批发市场的老板留肉是不可能留肉的,只能她每天早上自己早早去农贸批发市场去拿,去的早,一次性拿二十斤,肉摊老板也愿意卖,有些肉铺老板半山猪肉卖不掉,也想少一点的,就匀出来二十斤,这样卖也行!
问题就在于,要去的早,她去的不早,肉摊批发的老板肯定半扇整的就给人家肉铺老板了,谁会切成块了给你留啊!
徐二嫂简直不明白她为什么垂头丧气,说:“没有公交车,你就骑自行车去呗,惠清的自行车不是闲在那吗?你早上骑惠清的自行车去,早早的就回来了,也不影响惠清送小西上学!”
徐惠清连忙说:“二嫂要做生意,可以自己买个三轮车,我自行车要送小西,肉放的油乎乎的,我还怎么骑?二嫂你自己买自行车,实在不行就买个二手的!”

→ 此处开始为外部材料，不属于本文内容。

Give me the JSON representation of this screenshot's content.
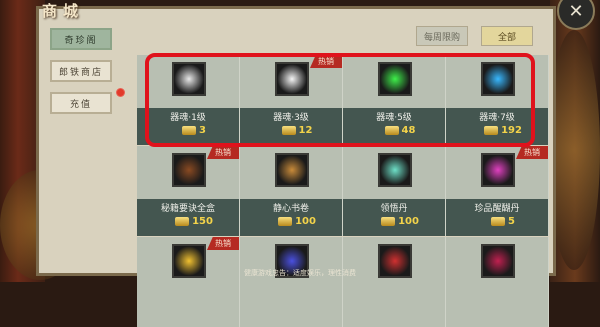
{
  "window": {
    "title": "商城",
    "close_icon": "close-icon"
  },
  "sidebar": {
    "items": [
      {
        "label": "奇珍阁",
        "active": true
      },
      {
        "label": "郎铁商店",
        "active": false
      },
      {
        "label": "充值",
        "active": false,
        "has_badge": true
      }
    ]
  },
  "tabs": [
    {
      "label": "每周限购",
      "active": false
    },
    {
      "label": "全部",
      "active": true
    }
  ],
  "items": [
    {
      "name": "器魂·1级",
      "price": "3",
      "hot": false,
      "icon": "white-soul-flame-icon",
      "color": "#e8e8e8"
    },
    {
      "name": "器魂·3级",
      "price": "12",
      "hot": true,
      "hot_label": "热销",
      "icon": "white-soul-orb-icon",
      "color": "#f5f5f5"
    },
    {
      "name": "器魂·5级",
      "price": "48",
      "hot": false,
      "icon": "green-soul-flame-icon",
      "color": "#3ef04a"
    },
    {
      "name": "器魂·7级",
      "price": "192",
      "hot": false,
      "icon": "blue-soul-flame-icon",
      "color": "#38b8ff"
    },
    {
      "name": "秘籍要诀全盒",
      "price": "150",
      "hot": true,
      "hot_label": "热销",
      "icon": "treasure-chest-icon",
      "color": "#8a4a22"
    },
    {
      "name": "静心书卷",
      "price": "100",
      "hot": false,
      "icon": "scroll-icon",
      "color": "#c98b3a"
    },
    {
      "name": "领悟丹",
      "price": "100",
      "hot": false,
      "icon": "jade-pill-icon",
      "color": "#6ee0c8"
    },
    {
      "name": "珍品醒醐丹",
      "price": "5",
      "hot": true,
      "hot_label": "热销",
      "icon": "purple-orb-icon",
      "color": "#e040c0"
    },
    {
      "name": "",
      "price": "",
      "hot": true,
      "hot_label": "热销",
      "icon": "gold-trophy-icon",
      "color": "#f0c030"
    },
    {
      "name": "",
      "price": "",
      "hot": false,
      "icon": "purple-gem-icon",
      "color": "#4a50e0"
    },
    {
      "name": "",
      "price": "",
      "hot": false,
      "icon": "red-item-icon",
      "color": "#d03030"
    },
    {
      "name": "",
      "price": "",
      "hot": false,
      "icon": "red-potion-icon",
      "color": "#c02050"
    }
  ],
  "footer": "健康游戏忠告：适度娱乐，理性消费"
}
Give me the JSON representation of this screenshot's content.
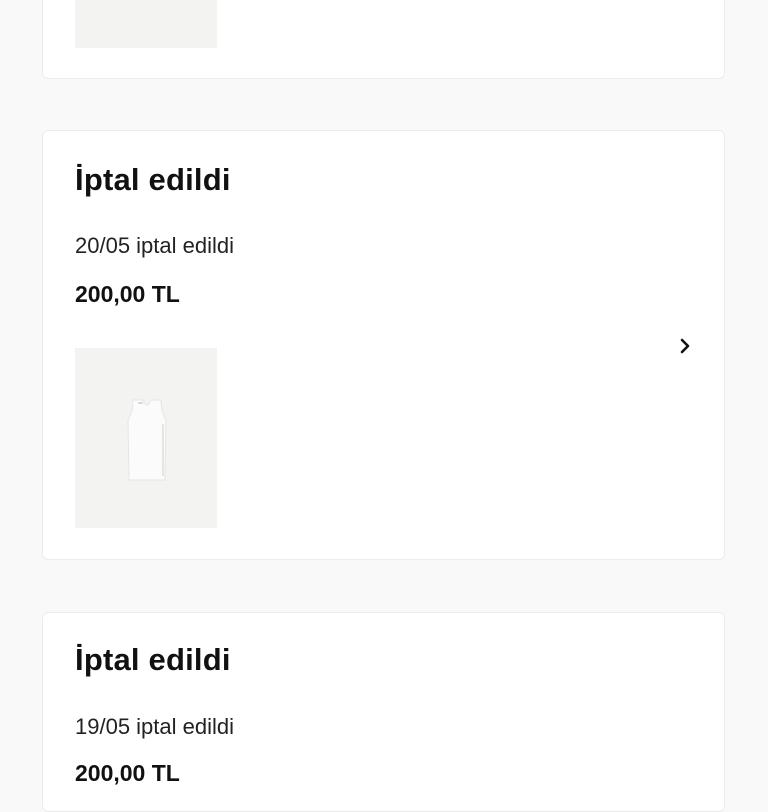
{
  "orders": [
    {
      "status": "",
      "date_text": "",
      "price": "",
      "thumbnail": "product-image"
    },
    {
      "status": "İptal edildi",
      "date_text": "20/05 iptal edildi",
      "price": "200,00 TL",
      "thumbnail": "product-image-tank-top",
      "chevron_icon": "chevron-right-icon"
    },
    {
      "status": "İptal edildi",
      "date_text": "19/05 iptal edildi",
      "price": "200,00 TL"
    }
  ],
  "colors": {
    "page_background": "#f9f9f9",
    "card_background": "#ffffff",
    "thumbnail_background": "#f3f3f1",
    "text": "#111111"
  }
}
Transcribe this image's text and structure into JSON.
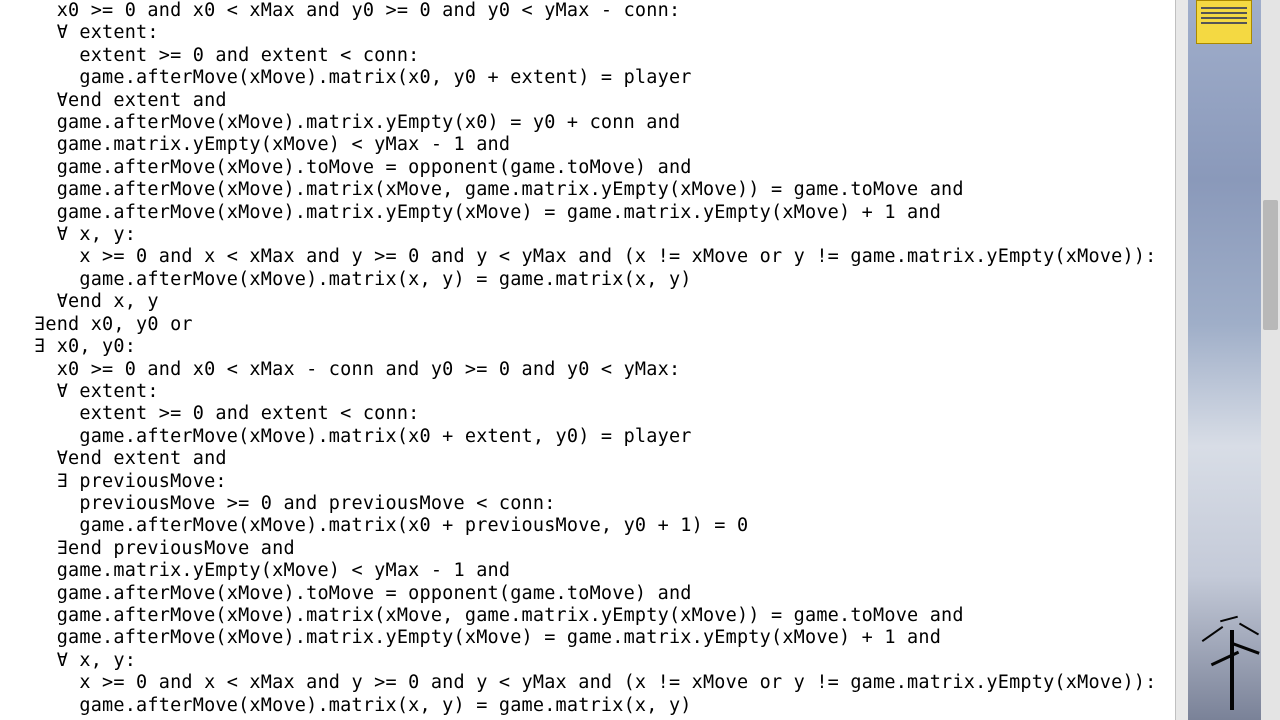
{
  "code": {
    "lines": [
      "     x0 >= 0 and x0 < xMax and y0 >= 0 and y0 < yMax - conn:",
      "     ∀ extent:",
      "       extent >= 0 and extent < conn:",
      "       game.afterMove(xMove).matrix(x0, y0 + extent) = player",
      "     ∀end extent and",
      "     game.afterMove(xMove).matrix.yEmpty(x0) = y0 + conn and",
      "     game.matrix.yEmpty(xMove) < yMax - 1 and",
      "     game.afterMove(xMove).toMove = opponent(game.toMove) and",
      "     game.afterMove(xMove).matrix(xMove, game.matrix.yEmpty(xMove)) = game.toMove and",
      "     game.afterMove(xMove).matrix.yEmpty(xMove) = game.matrix.yEmpty(xMove) + 1 and",
      "     ∀ x, y:",
      "       x >= 0 and x < xMax and y >= 0 and y < yMax and (x != xMove or y != game.matrix.yEmpty(xMove)):",
      "       game.afterMove(xMove).matrix(x, y) = game.matrix(x, y)",
      "     ∀end x, y",
      "   ∃end x0, y0 or",
      "   ∃ x0, y0:",
      "     x0 >= 0 and x0 < xMax - conn and y0 >= 0 and y0 < yMax:",
      "     ∀ extent:",
      "       extent >= 0 and extent < conn:",
      "       game.afterMove(xMove).matrix(x0 + extent, y0) = player",
      "     ∀end extent and",
      "     ∃ previousMove:",
      "       previousMove >= 0 and previousMove < conn:",
      "       game.afterMove(xMove).matrix(x0 + previousMove, y0 + 1) = 0",
      "     ∃end previousMove and",
      "     game.matrix.yEmpty(xMove) < yMax - 1 and",
      "     game.afterMove(xMove).toMove = opponent(game.toMove) and",
      "     game.afterMove(xMove).matrix(xMove, game.matrix.yEmpty(xMove)) = game.toMove and",
      "     game.afterMove(xMove).matrix.yEmpty(xMove) = game.matrix.yEmpty(xMove) + 1 and",
      "     ∀ x, y:",
      "       x >= 0 and x < xMax and y >= 0 and y < yMax and (x != xMove or y != game.matrix.yEmpty(xMove)):",
      "       game.afterMove(xMove).matrix(x, y) = game.matrix(x, y)"
    ]
  }
}
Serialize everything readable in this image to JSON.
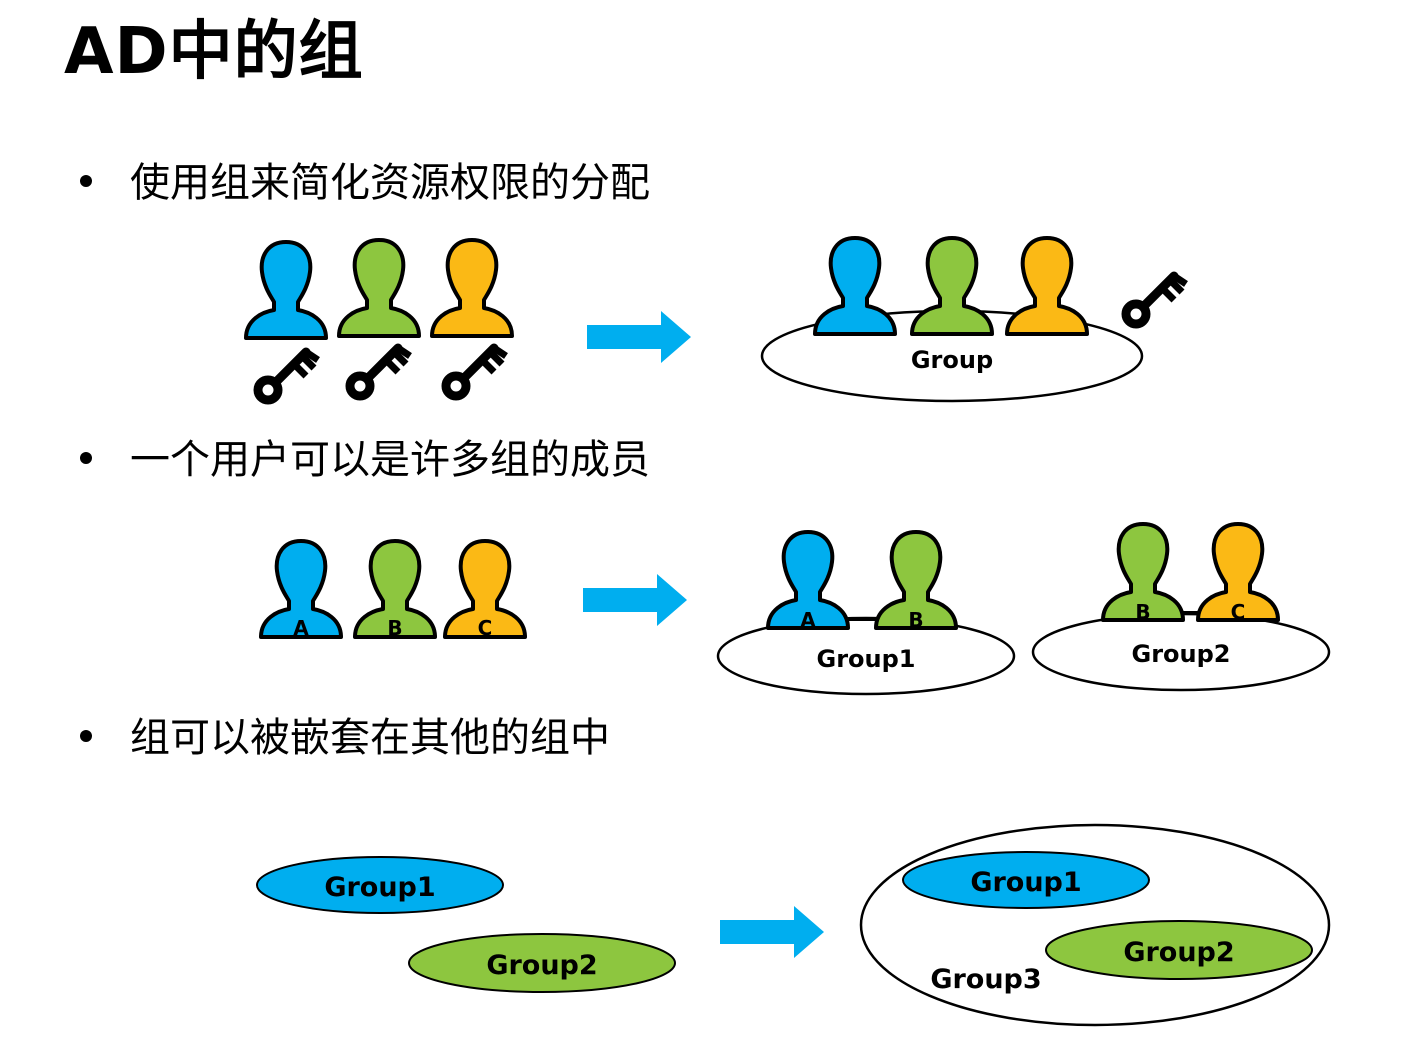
{
  "title": "AD中的组",
  "bullets": [
    "使用组来简化资源权限的分配",
    "一个用户可以是许多组的成员",
    "组可以被嵌套在其他的组中"
  ],
  "diagram1": {
    "group_label": "Group"
  },
  "diagram2": {
    "users": [
      "A",
      "B",
      "C"
    ],
    "group1_label": "Group1",
    "group2_label": "Group2"
  },
  "diagram3": {
    "group1_label": "Group1",
    "group2_label": "Group2",
    "group3_label": "Group3"
  },
  "colors": {
    "blue": "#00aeef",
    "green": "#8dc63f",
    "orange": "#fbb915",
    "arrow": "#00aeef"
  }
}
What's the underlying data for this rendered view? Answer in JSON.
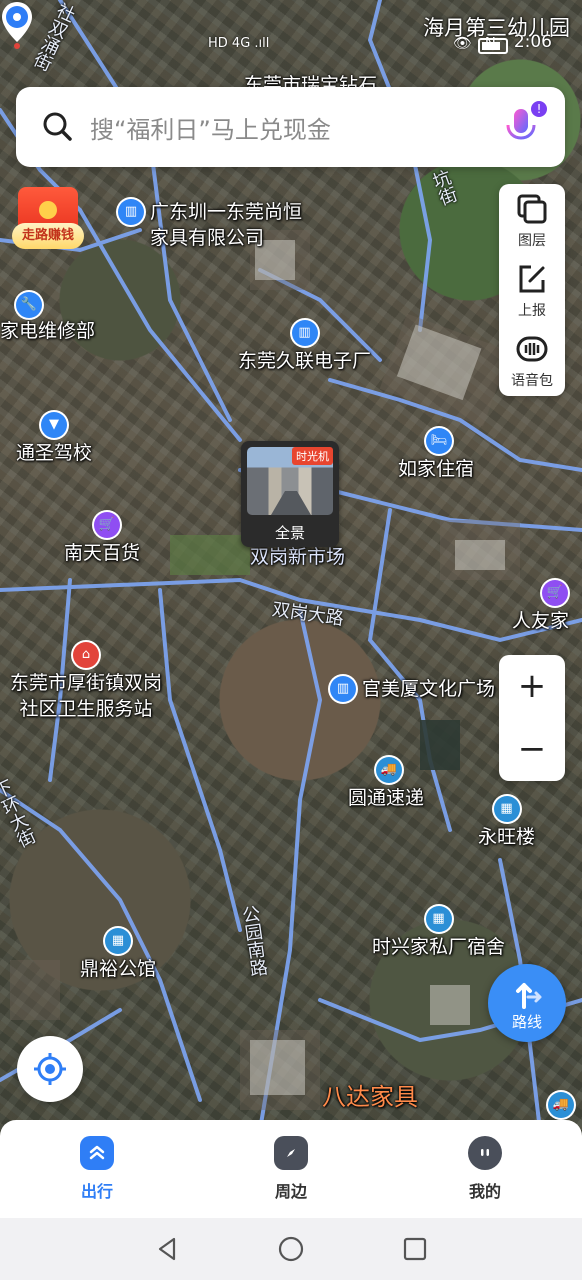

一辆二手的自行车也就五六十块钱,一般修自行车的老板那里就有的卖。
只是买二手自行车,有个不好的点,现在市面上偷自行车的人非常多,除了极少部分的人的自行车自己卖的正规车外,大部分二手车,都是别人偷来卖到自行车修理铺老板那里,自行车修理铺的老板稍微刷点漆,就卖给别人。
有些自行车修理铺的老板嫌刷漆要成本,懒得重新弄,就怎么收来的就怎么卖,要是不巧,被原主人抓到报警,是要坐牢的!
所以徐惠清建议马秀秀直接买个三轮车。
现在偷三轮车的人还少,而且她自己卖红烧肉,每次用篮子拎着去工地到底不方便,要是有个三轮车骑着去,骑着回来,人也能轻松点。
徐惠清的拒绝直接到让马秀秀都措手不及。
在她们传统的思想,和徐惠清一直以来对她们的帮扶来看,只是在她不用的时间里借个自行车,徐惠清应该会同意才对,没想到徐x惠清直接就拒绝了,还让她自己买三轮车。
红烧肉才卖了几天啊,挣的钱也就只够买炉子和锅的,光是那五百个煤球,她就搭进去许多成本了,现在又要买三轮车,该要花多少钱啊!
一听到要花钱,马秀秀第一个反应就是抗拒。
原本去农贸批发市场是为了省钱的,怎么这钱还越花越多?
马秀秀脑子简单,自己想不明白的事情,她就问徐惠风。
徐惠风脑子也简单,从小到大,他想不明白的事情,就听徐惠清的。
一听是徐惠清让她买三轮车,就二话不说:“既然惠清说让你买三轮车,那就买!”他依然是那句老话:“惠清是我妹妹,她还能害我不成?”